A man who spent 21 years behind bars for murder was set free Wednesday after prosecutors abandoned his conviction, saying their office improperly withheld information and allowed a mistaken impression that a wounded eyewitness implicated him.
"It was like a bad dream. It had to end someday," Jabbar Washington, 43, said as he left court after a Brooklyn judge dismissed the case against him. "It was hard, but I kept the faith.
Washington had confessed but long since recanted in a deadly 1995 robbery at a drug-den apartment. Six other men also were convicted and remain so.
The case is the 23rd conviction that the Brooklyn district attorney's office has disavowed in the last 3½ years, as it revisits over 100 convictions in one of the most sweeping reviews of its kind nationwide. Washington's case is one of dozens involving a once prominent detective, now retired, whose tactics have come under scrutiny.
Prosecutors stopped short of saying they believe he's innocent in the gunslinging holdup that killed Ronald Ellis and wounded five other people.
But prosecutors conceded that Washington's trial was unfair and agreed to drop the case, saying they can't retry it now. The eyewitness died in 2006.
"Given the unresolved issues of credibility in this case, we cannot prove guilt beyond a reasonable doubt," Acting District Attorney Eric Gonzalez said in a statement.
Washington's lawyer, Ronald Kuby, called the case a reflection of "institutional failure" by the criminal justice system.
The eyewitness, who'd been shot in the robbery, identified Washington in a 1996 lineup as one of the men involved. But before testifying at the grand jury, the witness clarified to a prosecutor that she just recognized Washington as a neighbor, not as one of the robbers, the prosecutor's office said.
The grand jury prosecutor made a note of the eyewitness' explanation, and the identification wasn't repeated at the grand jury or trial. But prosecutors didn't tell Washington's then-lawyer that the eyewitness had backtracked, despite legal obligations to turn over exculpatory information, the DA's office says.

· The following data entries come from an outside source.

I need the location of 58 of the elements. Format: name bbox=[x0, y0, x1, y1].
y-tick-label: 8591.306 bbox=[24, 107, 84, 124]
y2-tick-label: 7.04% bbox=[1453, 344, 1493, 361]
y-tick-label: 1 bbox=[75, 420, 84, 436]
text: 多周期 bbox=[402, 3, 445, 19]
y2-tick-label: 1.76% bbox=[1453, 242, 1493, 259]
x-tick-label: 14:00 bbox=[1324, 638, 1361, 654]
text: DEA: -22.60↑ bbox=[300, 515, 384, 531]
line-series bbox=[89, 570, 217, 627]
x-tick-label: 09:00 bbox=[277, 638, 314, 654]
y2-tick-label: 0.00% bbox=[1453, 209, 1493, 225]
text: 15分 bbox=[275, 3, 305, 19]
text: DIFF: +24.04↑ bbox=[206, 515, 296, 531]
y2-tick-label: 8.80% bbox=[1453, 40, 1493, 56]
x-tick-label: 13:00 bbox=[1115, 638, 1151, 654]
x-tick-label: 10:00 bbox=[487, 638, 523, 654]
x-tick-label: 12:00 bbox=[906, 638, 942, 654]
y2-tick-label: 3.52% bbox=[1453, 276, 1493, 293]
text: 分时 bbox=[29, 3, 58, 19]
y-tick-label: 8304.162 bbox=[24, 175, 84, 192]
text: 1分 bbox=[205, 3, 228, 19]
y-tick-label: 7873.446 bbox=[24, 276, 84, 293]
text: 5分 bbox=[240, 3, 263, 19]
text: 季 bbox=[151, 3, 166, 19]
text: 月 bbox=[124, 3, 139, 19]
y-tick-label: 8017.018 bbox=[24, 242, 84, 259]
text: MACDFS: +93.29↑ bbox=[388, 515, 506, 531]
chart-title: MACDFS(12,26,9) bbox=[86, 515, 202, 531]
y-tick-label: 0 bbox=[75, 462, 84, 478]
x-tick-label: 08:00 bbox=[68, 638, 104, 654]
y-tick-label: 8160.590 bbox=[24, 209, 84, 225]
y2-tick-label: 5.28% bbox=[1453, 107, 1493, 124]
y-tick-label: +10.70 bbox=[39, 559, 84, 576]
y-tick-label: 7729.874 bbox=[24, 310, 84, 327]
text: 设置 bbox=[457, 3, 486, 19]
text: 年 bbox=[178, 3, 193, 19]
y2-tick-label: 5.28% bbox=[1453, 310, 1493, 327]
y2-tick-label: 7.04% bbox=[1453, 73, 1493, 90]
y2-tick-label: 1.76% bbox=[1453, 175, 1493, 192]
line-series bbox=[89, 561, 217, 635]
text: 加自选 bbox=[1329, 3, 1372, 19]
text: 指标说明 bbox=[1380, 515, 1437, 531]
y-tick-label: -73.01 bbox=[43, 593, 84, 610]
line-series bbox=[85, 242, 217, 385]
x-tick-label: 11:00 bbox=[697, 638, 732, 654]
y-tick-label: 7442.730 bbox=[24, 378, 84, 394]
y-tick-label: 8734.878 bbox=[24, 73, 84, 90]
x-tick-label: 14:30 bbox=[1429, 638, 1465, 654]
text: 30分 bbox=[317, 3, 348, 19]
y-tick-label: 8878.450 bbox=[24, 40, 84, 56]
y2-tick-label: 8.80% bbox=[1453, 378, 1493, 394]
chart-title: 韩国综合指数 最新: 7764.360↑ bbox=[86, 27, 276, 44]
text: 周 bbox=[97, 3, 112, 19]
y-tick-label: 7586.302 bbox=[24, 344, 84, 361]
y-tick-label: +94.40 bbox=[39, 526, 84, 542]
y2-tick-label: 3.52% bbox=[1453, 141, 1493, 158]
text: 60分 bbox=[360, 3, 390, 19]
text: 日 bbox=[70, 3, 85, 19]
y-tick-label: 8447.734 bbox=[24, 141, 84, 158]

And the trial prosecutor asked the eyewitness and then-Detective Louis Scarcella multiple questions about the lineup — questions the DA's office now sees as intended to convey, "in a back-door sort of way, the impression that she had in fact made an identification," Assistant District Attorney Mark Hale said.
Scarcella, at the trial, then answered a defense lawyer's question by saying that "if he (Washington) didn't get ID'd, it would have been" particularly important to get a confession.
The trial prosecutor, Kyle Reeves, who's now in private practice, declined to comment Wednesday, except to express disappointment about learning of the developments not from former colleagues but from the press. The grand jury prosecutor, who also has left the DA's office, didn't immediately respond to an email sent to a possible address for her Wednesday.
Scarcella, who retired in 2000, has denied any wrongdoing as the Brooklyn DA's office has reviewed roughly 70 of his cases. So far, prosecutors have abandoned about a half-dozen convictions in his cases, but stood by nearly three dozen others.
While they characterized his testimony in the Washington case as misleading, they haven't accused him of breaking any laws.
His lawyers, Alan M. Abramson and Joel S. Cohen, said Wednesday that the failings in the case were prosecutors' and the trial judge's, and "the fact that Louis Scarcella was the detective on this case is immaterial."
Washington, meanwhile, left court surrounded by the family he'd waited to rejoin, including his mother, wife, two children and a grandchild.
As for his plans, "after all this time, I'm just happy to go home," he said.